大会と前後して取り組まれる予定だった関連プログラム等についても同様に、実施可否とその意義の達成水準について、ほとんど明らかにされていない。例えば、オリンピック村の開村から閉村まで催されるはずの文化プログラムは、どの程度可能なのか。事前合宿等のホストタウン事業は、相手国の事情もあって困難さが増しているなかで、それでもなお交流の価値を創出するためにどれだけの労力が傾けられているのか。重要なのは、そうした過程を見えるようにしながら理解と支援を求めることだと思われるのだが、必ずしもそうなってはいない。

 

ただでさえハードルの高い開催実務に加え、大会延期と新型コロナ対策の影響により、それどころではないという状況もよくわかる。だが、3兆円を超えるとも言われる公費を投入している東京大会だからこそ、国民生活そのものが1年半前からは激変しているからこそ、そうした現在だからこそ国民に対してオープンに、積極的なコミュニケーションを取ることが望まれる。
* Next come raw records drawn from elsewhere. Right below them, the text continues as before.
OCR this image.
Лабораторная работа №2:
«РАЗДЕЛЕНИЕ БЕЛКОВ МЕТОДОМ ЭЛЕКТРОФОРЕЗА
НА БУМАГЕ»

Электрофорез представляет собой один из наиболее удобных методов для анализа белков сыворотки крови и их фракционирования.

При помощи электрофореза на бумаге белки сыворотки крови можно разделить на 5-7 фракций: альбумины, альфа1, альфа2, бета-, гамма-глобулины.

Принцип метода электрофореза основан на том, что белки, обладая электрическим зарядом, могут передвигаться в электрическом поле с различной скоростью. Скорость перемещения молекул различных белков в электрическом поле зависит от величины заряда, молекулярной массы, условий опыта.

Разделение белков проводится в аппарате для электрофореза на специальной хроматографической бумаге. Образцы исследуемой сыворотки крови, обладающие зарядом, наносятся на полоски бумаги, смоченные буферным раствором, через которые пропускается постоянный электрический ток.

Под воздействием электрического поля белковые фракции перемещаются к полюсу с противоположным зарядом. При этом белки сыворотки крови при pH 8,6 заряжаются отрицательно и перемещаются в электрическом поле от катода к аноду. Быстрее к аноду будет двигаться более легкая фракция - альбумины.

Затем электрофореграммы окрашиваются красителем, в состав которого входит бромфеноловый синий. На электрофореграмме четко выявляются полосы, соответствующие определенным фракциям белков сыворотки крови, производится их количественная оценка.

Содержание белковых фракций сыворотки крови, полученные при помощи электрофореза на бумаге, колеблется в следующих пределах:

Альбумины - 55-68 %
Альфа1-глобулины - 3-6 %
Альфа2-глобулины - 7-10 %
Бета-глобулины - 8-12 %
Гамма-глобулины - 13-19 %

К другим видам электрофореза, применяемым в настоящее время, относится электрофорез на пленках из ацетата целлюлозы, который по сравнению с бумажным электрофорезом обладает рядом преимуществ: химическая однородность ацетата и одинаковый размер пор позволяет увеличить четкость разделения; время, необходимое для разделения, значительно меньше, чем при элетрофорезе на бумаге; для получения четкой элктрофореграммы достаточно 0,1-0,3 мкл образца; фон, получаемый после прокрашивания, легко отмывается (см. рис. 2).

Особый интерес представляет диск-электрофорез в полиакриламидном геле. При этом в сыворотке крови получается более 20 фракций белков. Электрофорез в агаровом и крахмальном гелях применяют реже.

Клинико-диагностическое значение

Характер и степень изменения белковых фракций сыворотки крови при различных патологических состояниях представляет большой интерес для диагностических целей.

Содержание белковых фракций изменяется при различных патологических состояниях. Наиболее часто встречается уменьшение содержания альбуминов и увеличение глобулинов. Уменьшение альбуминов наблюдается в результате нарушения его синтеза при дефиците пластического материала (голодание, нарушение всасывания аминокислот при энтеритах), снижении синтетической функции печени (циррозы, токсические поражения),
それも、従前通り結論が出てから決定事項として報告するのではなく(それでは機を逸する)、ターゲットとゴールを明らかにしつつ進捗と実現可能性を客観的に説明し、残されたわずかな時間のなかで最大限の理解と信頼を得ていくことが重要だ。仮に、これまでの想定はともかくとして、大会を開催してもなおレガシーの形成が十分には図られない(ハードは既に整備されているから、開催するか否かには影響されない)のならば、開催返上もやむを得ないだろう。

 

どのような新型コロナ対策を講じれば開催できるかという点にばかりに焦点を当て、いきおい縮小均衡の考え方に陥ってオリンピック・レガシーの形成・継承という価値が毀損してしまっては、大会の開催そのものを危うくするばかりか、例え開催にこぎ着けられたとしても失敗のそしりを免れない。皆に祝福される大会を待ち望んで来たアスリートの努力と将来を思えばこそ、実現し得るオリンピックの価値とレガシーをもって、国民に向き合って欲しい。

 

なお、日本政府の新型コロナ対策そのものが開催リスクとなっている以上、その立て直しが喫緊の課題であるとともに開催のための必要十分条件であることは言うまでもない。